How do the dynamics of the Milky Way–Large Magellanic Cloud system affect gamma-ray constraints on particle dark matter?

Abstract

ABSTRACT Previous studies on astrophysical dark matter (DM) constraints have all assumed that the Milky Way’s (MW) DM halo can be modelled in isolation. However, recent work suggests that the MW’s largest dwarf satellite, the Large Magellanic Cloud (LMC), has a mass of 10–20${{\ \rm per\ cent}}$ that of the MW and is currently merging with our Galaxy. As a result, the DM haloes of the MW and LMC are expected to be strongly deformed. We here address and quantify the impact of the dynamical response caused by the passage of the LMC through the MW on the prospects for indirect DM searches. Utilizing a set of state-of-the-art numerical simulations of the evolution of the MW–LMC system, we derive the DM distribution in both galaxies at the present time based on the basis function expansion formalism.
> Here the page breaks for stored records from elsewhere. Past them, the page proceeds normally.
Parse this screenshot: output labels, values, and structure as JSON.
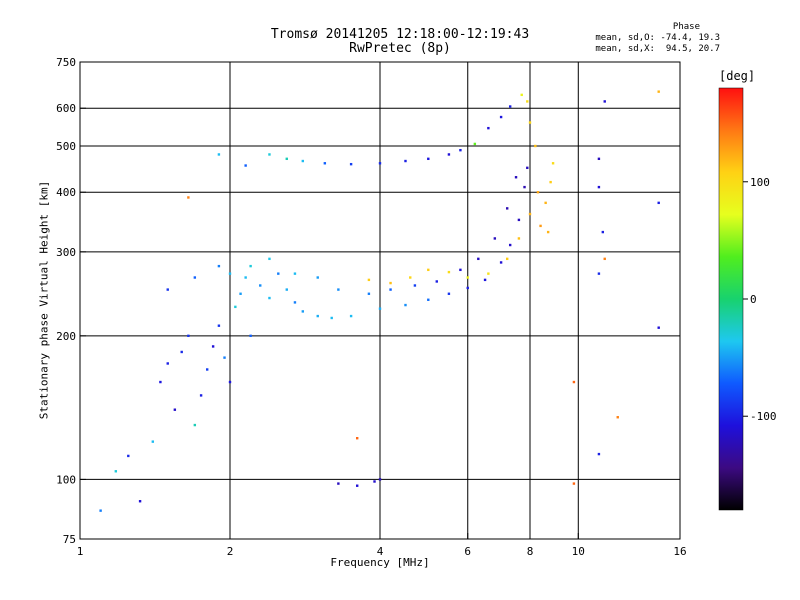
{
  "header": {
    "title_line1": "Tromsø 20141205 12:18:00-12:19:43",
    "title_line2": "RwPretec (8p)",
    "phase_heading": "Phase",
    "phase_line_o": "mean, sd,O: -74.4, 19.3",
    "phase_line_x": "mean, sd,X:  94.5, 20.7"
  },
  "chart_data": {
    "type": "scatter",
    "title": "Tromsø 20141205 12:18:00-12:19:43",
    "subtitle": "RwPretec (8p)",
    "xlabel": "Frequency [MHz]",
    "ylabel": "Stationary phase Virtual Height [km]",
    "x_scale": "log",
    "y_scale": "log",
    "xlim": [
      1,
      16
    ],
    "ylim": [
      75,
      750
    ],
    "x_ticks": [
      1,
      2,
      4,
      6,
      8,
      10,
      16
    ],
    "x_tick_labels": [
      "1",
      "2",
      "4",
      "6",
      "8",
      "10",
      "16"
    ],
    "y_ticks": [
      75,
      100,
      200,
      300,
      400,
      500,
      600,
      750
    ],
    "y_tick_labels": [
      "75",
      "100",
      "200",
      "300",
      "400",
      "500",
      "600",
      "750"
    ],
    "x_gridlines": [
      2,
      4,
      6,
      8,
      10
    ],
    "y_gridlines": [
      100,
      200,
      300,
      400,
      500,
      600
    ],
    "grid": true,
    "colorbar": {
      "label": "[deg]",
      "range": [
        -180,
        180
      ],
      "ticks": [
        100,
        0,
        -100
      ],
      "tick_labels": [
        "100",
        "0",
        "-100"
      ],
      "colors": [
        "#000000",
        "#3c0a82",
        "#1e10dc",
        "#0f5aff",
        "#1ec8f0",
        "#18d26e",
        "#50ee1e",
        "#e6ff1e",
        "#ffd214",
        "#ff7814",
        "#ff1010"
      ]
    },
    "series": [
      {
        "values_are": "[frequency_MHz, virtual_height_km, phase_deg]",
        "points": [
          [
            1.1,
            86,
            -60
          ],
          [
            1.18,
            104,
            -30
          ],
          [
            1.25,
            112,
            -95
          ],
          [
            1.32,
            90,
            -110
          ],
          [
            1.4,
            120,
            -40
          ],
          [
            1.45,
            160,
            -105
          ],
          [
            1.5,
            175,
            -100
          ],
          [
            1.55,
            140,
            -115
          ],
          [
            1.6,
            185,
            -95
          ],
          [
            1.65,
            200,
            -90
          ],
          [
            1.7,
            130,
            -20
          ],
          [
            1.75,
            150,
            -100
          ],
          [
            1.8,
            170,
            -85
          ],
          [
            1.85,
            190,
            -110
          ],
          [
            1.9,
            210,
            -90
          ],
          [
            1.95,
            180,
            -60
          ],
          [
            2.0,
            160,
            -105
          ],
          [
            2.05,
            230,
            -30
          ],
          [
            2.1,
            245,
            -50
          ],
          [
            2.15,
            265,
            -40
          ],
          [
            2.2,
            200,
            -70
          ],
          [
            2.3,
            255,
            -55
          ],
          [
            2.4,
            240,
            -40
          ],
          [
            2.5,
            270,
            -60
          ],
          [
            2.6,
            250,
            -45
          ],
          [
            2.7,
            235,
            -60
          ],
          [
            2.8,
            225,
            -50
          ],
          [
            3.0,
            220,
            -45
          ],
          [
            3.2,
            218,
            -40
          ],
          [
            3.5,
            220,
            -40
          ],
          [
            4.0,
            228,
            -45
          ],
          [
            4.5,
            232,
            -55
          ],
          [
            5.0,
            238,
            -65
          ],
          [
            5.5,
            245,
            -90
          ],
          [
            6.0,
            252,
            -100
          ],
          [
            6.5,
            262,
            -105
          ],
          [
            7.0,
            285,
            -110
          ],
          [
            7.3,
            310,
            -115
          ],
          [
            7.6,
            350,
            -120
          ],
          [
            7.8,
            410,
            -125
          ],
          [
            7.9,
            450,
            -120
          ],
          [
            1.5,
            250,
            -90
          ],
          [
            1.7,
            265,
            -70
          ],
          [
            1.9,
            280,
            -60
          ],
          [
            2.0,
            270,
            -40
          ],
          [
            2.2,
            280,
            -30
          ],
          [
            2.4,
            290,
            -35
          ],
          [
            2.7,
            270,
            -40
          ],
          [
            3.0,
            265,
            -50
          ],
          [
            3.3,
            250,
            -55
          ],
          [
            3.8,
            245,
            -60
          ],
          [
            4.2,
            250,
            -70
          ],
          [
            4.7,
            255,
            -85
          ],
          [
            5.2,
            260,
            -100
          ],
          [
            5.8,
            275,
            -110
          ],
          [
            6.3,
            290,
            -118
          ],
          [
            6.8,
            320,
            -120
          ],
          [
            7.2,
            370,
            -125
          ],
          [
            7.5,
            430,
            -120
          ],
          [
            2.4,
            480,
            -30
          ],
          [
            2.6,
            470,
            -20
          ],
          [
            2.8,
            465,
            -40
          ],
          [
            3.1,
            460,
            -70
          ],
          [
            3.5,
            458,
            -85
          ],
          [
            4.0,
            460,
            -95
          ],
          [
            4.5,
            465,
            -100
          ],
          [
            5.0,
            470,
            -105
          ],
          [
            5.5,
            480,
            -110
          ],
          [
            5.8,
            490,
            -100
          ],
          [
            6.2,
            505,
            40
          ],
          [
            6.6,
            545,
            -110
          ],
          [
            7.0,
            575,
            -105
          ],
          [
            7.3,
            605,
            -100
          ],
          [
            7.7,
            640,
            80
          ],
          [
            7.9,
            620,
            100
          ],
          [
            3.8,
            262,
            110
          ],
          [
            4.2,
            258,
            115
          ],
          [
            4.6,
            265,
            105
          ],
          [
            5.0,
            275,
            110
          ],
          [
            5.5,
            272,
            100
          ],
          [
            6.0,
            265,
            85
          ],
          [
            6.6,
            270,
            95
          ],
          [
            7.2,
            290,
            110
          ],
          [
            7.6,
            320,
            115
          ],
          [
            8.0,
            360,
            120
          ],
          [
            8.3,
            400,
            125
          ],
          [
            8.6,
            380,
            120
          ],
          [
            8.8,
            420,
            110
          ],
          [
            8.9,
            460,
            100
          ],
          [
            8.2,
            500,
            115
          ],
          [
            8.0,
            560,
            105
          ],
          [
            8.4,
            340,
            130
          ],
          [
            8.7,
            330,
            120
          ],
          [
            3.3,
            98,
            -120
          ],
          [
            3.6,
            97,
            -110
          ],
          [
            3.9,
            99,
            -115
          ],
          [
            4.0,
            100,
            -120
          ],
          [
            3.6,
            122,
            150
          ],
          [
            9.8,
            98,
            150
          ],
          [
            9.8,
            160,
            150
          ],
          [
            11.0,
            270,
            -95
          ],
          [
            11.0,
            410,
            -110
          ],
          [
            11.0,
            470,
            -120
          ],
          [
            11.3,
            290,
            140
          ],
          [
            11.3,
            620,
            -110
          ],
          [
            11.2,
            330,
            -100
          ],
          [
            11.0,
            113,
            -100
          ],
          [
            12.0,
            135,
            140
          ],
          [
            14.5,
            208,
            -110
          ],
          [
            14.5,
            380,
            -100
          ],
          [
            14.5,
            650,
            120
          ],
          [
            1.65,
            390,
            140
          ],
          [
            1.9,
            480,
            -40
          ],
          [
            2.15,
            455,
            -70
          ]
        ]
      }
    ]
  }
}
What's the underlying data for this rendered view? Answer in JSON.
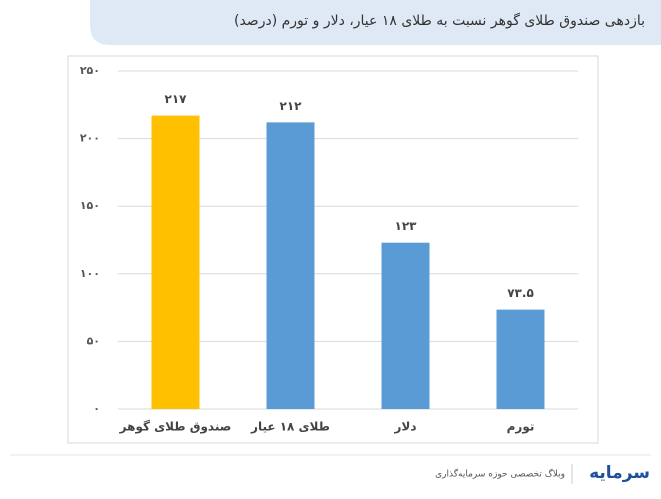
{
  "header": {
    "title": "بازدهی صندوق طلای گوهر نسبت به طلای ۱۸ عیار، دلار و تورم (درصد)"
  },
  "chart_data": {
    "type": "bar",
    "categories": [
      "صندوق طلای گوهر",
      "طلای ۱۸ عیار",
      "دلار",
      "تورم"
    ],
    "values": [
      217,
      212,
      123,
      73.5
    ],
    "value_labels": [
      "۲۱۷",
      "۲۱۲",
      "۱۲۳",
      "۷۳.۵"
    ],
    "colors": [
      "#ffc000",
      "#5b9bd5",
      "#5b9bd5",
      "#5b9bd5"
    ],
    "ylim": [
      0,
      250
    ],
    "yticks": [
      {
        "value": 0,
        "label": "۰"
      },
      {
        "value": 50,
        "label": "۵۰"
      },
      {
        "value": 100,
        "label": "۱۰۰"
      },
      {
        "value": 150,
        "label": "۱۵۰"
      },
      {
        "value": 200,
        "label": "۲۰۰"
      },
      {
        "value": 250,
        "label": "۲۵۰"
      }
    ],
    "grid": true
  },
  "footer": {
    "tagline": "وبلاگ تخصصی حوزه سرمایه‌گذاری",
    "logo": "سرمایه"
  }
}
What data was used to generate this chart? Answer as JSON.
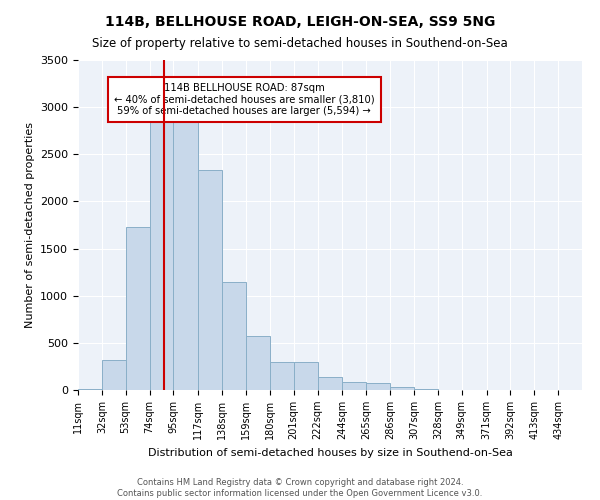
{
  "title": "114B, BELLHOUSE ROAD, LEIGH-ON-SEA, SS9 5NG",
  "subtitle": "Size of property relative to semi-detached houses in Southend-on-Sea",
  "xlabel": "Distribution of semi-detached houses by size in Southend-on-Sea",
  "ylabel": "Number of semi-detached properties",
  "footer_line1": "Contains HM Land Registry data © Crown copyright and database right 2024.",
  "footer_line2": "Contains public sector information licensed under the Open Government Licence v3.0.",
  "annotation_title": "114B BELLHOUSE ROAD: 87sqm",
  "annotation_line1": "← 40% of semi-detached houses are smaller (3,810)",
  "annotation_line2": "59% of semi-detached houses are larger (5,594) →",
  "property_size": 87,
  "bar_color": "#c8d8ea",
  "bar_edge_color": "#8aafc8",
  "vline_color": "#cc0000",
  "annotation_box_color": "#cc0000",
  "bg_color": "#edf2f9",
  "categories": [
    "11sqm",
    "32sqm",
    "53sqm",
    "74sqm",
    "95sqm",
    "117sqm",
    "138sqm",
    "159sqm",
    "180sqm",
    "201sqm",
    "222sqm",
    "244sqm",
    "265sqm",
    "286sqm",
    "307sqm",
    "328sqm",
    "349sqm",
    "371sqm",
    "392sqm",
    "413sqm",
    "434sqm"
  ],
  "bin_edges": [
    11,
    32,
    53,
    74,
    95,
    117,
    138,
    159,
    180,
    201,
    222,
    244,
    265,
    286,
    307,
    328,
    349,
    371,
    392,
    413,
    434,
    455
  ],
  "values": [
    10,
    320,
    1730,
    2960,
    3000,
    2330,
    1150,
    570,
    300,
    300,
    140,
    90,
    75,
    35,
    10,
    5,
    3,
    2,
    1,
    1,
    0
  ],
  "ylim": [
    0,
    3500
  ],
  "yticks": [
    0,
    500,
    1000,
    1500,
    2000,
    2500,
    3000,
    3500
  ]
}
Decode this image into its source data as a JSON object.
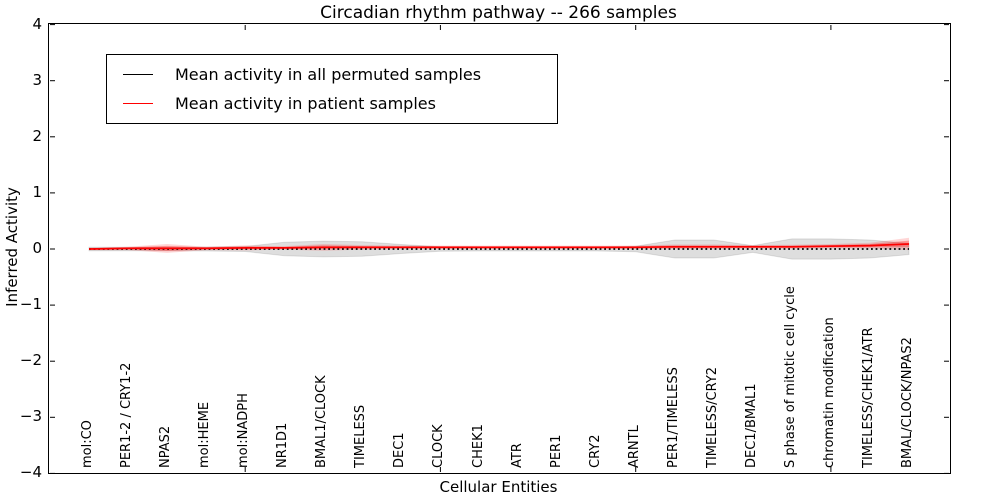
{
  "chart_data": {
    "type": "line",
    "title": "Circadian rhythm pathway -- 266 samples",
    "xlabel": "Cellular Entities",
    "ylabel": "Inferred Activity",
    "ylim": [
      -4,
      4
    ],
    "grid": false,
    "legend_position": "upper left",
    "yticks": [
      4,
      3,
      2,
      1,
      0,
      -1,
      -2,
      -3,
      -4
    ],
    "ytick_labels": [
      "4",
      "3",
      "2",
      "1",
      "0",
      "−1",
      "−2",
      "−3",
      "−4"
    ],
    "x_tick_indices": [
      4,
      9,
      14,
      19
    ],
    "categories": [
      "mol:CO",
      "PER1-2 / CRY1-2",
      "NPAS2",
      "mol:HEME",
      "mol:NADPH",
      "NR1D1",
      "BMAL1/CLOCK",
      "TIMELESS",
      "DEC1",
      "CLOCK",
      "CHEK1",
      "ATR",
      "PER1",
      "CRY2",
      "ARNTL",
      "PER1/TIMELESS",
      "TIMELESS/CRY2",
      "DEC1/BMAL1",
      "S phase of mitotic cell cycle",
      "chromatin modification",
      "TIMELESS/CHEK1/ATR",
      "BMAL/CLOCK/NPAS2"
    ],
    "series": [
      {
        "name": "Mean activity in all permuted samples",
        "color": "#000000",
        "line_style": "dotted",
        "values": [
          0,
          0,
          0,
          0,
          0,
          0,
          0,
          0,
          0,
          0,
          0,
          0,
          0,
          0,
          0,
          0,
          0,
          0,
          0,
          0,
          0,
          0
        ]
      },
      {
        "name": "Mean activity in patient samples",
        "color": "#ff0000",
        "line_style": "solid",
        "values": [
          0.0,
          0.01,
          0.01,
          0.01,
          0.02,
          0.02,
          0.03,
          0.03,
          0.03,
          0.03,
          0.03,
          0.03,
          0.03,
          0.03,
          0.03,
          0.04,
          0.04,
          0.04,
          0.04,
          0.05,
          0.06,
          0.09
        ]
      }
    ],
    "bands": [
      {
        "name": "permuted-samples-envelope",
        "fill": "rgba(0,0,0,0.13)",
        "edge": "rgba(0,0,0,0.10)",
        "center_series": 0,
        "half_widths": [
          0.03,
          0.03,
          0.03,
          0.035,
          0.045,
          0.12,
          0.14,
          0.13,
          0.08,
          0.04,
          0.035,
          0.035,
          0.035,
          0.035,
          0.05,
          0.16,
          0.16,
          0.06,
          0.18,
          0.18,
          0.16,
          0.1
        ]
      },
      {
        "name": "patient-samples-envelope-outer",
        "fill": "rgba(255,0,0,0.16)",
        "edge": "none",
        "center_series": 1,
        "half_widths": [
          0.02,
          0.03,
          0.08,
          0.03,
          0.045,
          0.03,
          0.06,
          0.04,
          0.03,
          0.03,
          0.03,
          0.03,
          0.03,
          0.03,
          0.03,
          0.04,
          0.04,
          0.03,
          0.035,
          0.04,
          0.05,
          0.11
        ]
      },
      {
        "name": "patient-samples-envelope-inner",
        "fill": "rgba(255,0,0,0.30)",
        "edge": "none",
        "center_series": 1,
        "half_widths": [
          0.012,
          0.018,
          0.045,
          0.018,
          0.025,
          0.018,
          0.035,
          0.022,
          0.018,
          0.018,
          0.018,
          0.018,
          0.018,
          0.018,
          0.018,
          0.022,
          0.022,
          0.018,
          0.02,
          0.022,
          0.03,
          0.06
        ]
      }
    ]
  }
}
Consequently, we build $\mathcal {J}$-factor all-sky maps of the MW–LMC system to study the impact of the LMC passage on gamma-ray indirect searches for thermally produced DM annihilating in the outer MW halo as well as within the LMC halo stand-alone. We conduct a detailed analysis of 12 yr of the Fermi Large Area Telescope data that incorporates various large-scale gamma-ray emission components and we quantify the systematic uncertainty associated with the imperfect knowledge of the astrophysical gamma-ray sources. We find that the dynamical response caused by the LMC passage can alter the constraints on the velocity-averaged annihilation cross-section for weak-scale particle DM at a level comparable to the existing observational uncertainty of the MW halo’s density profile and total mass.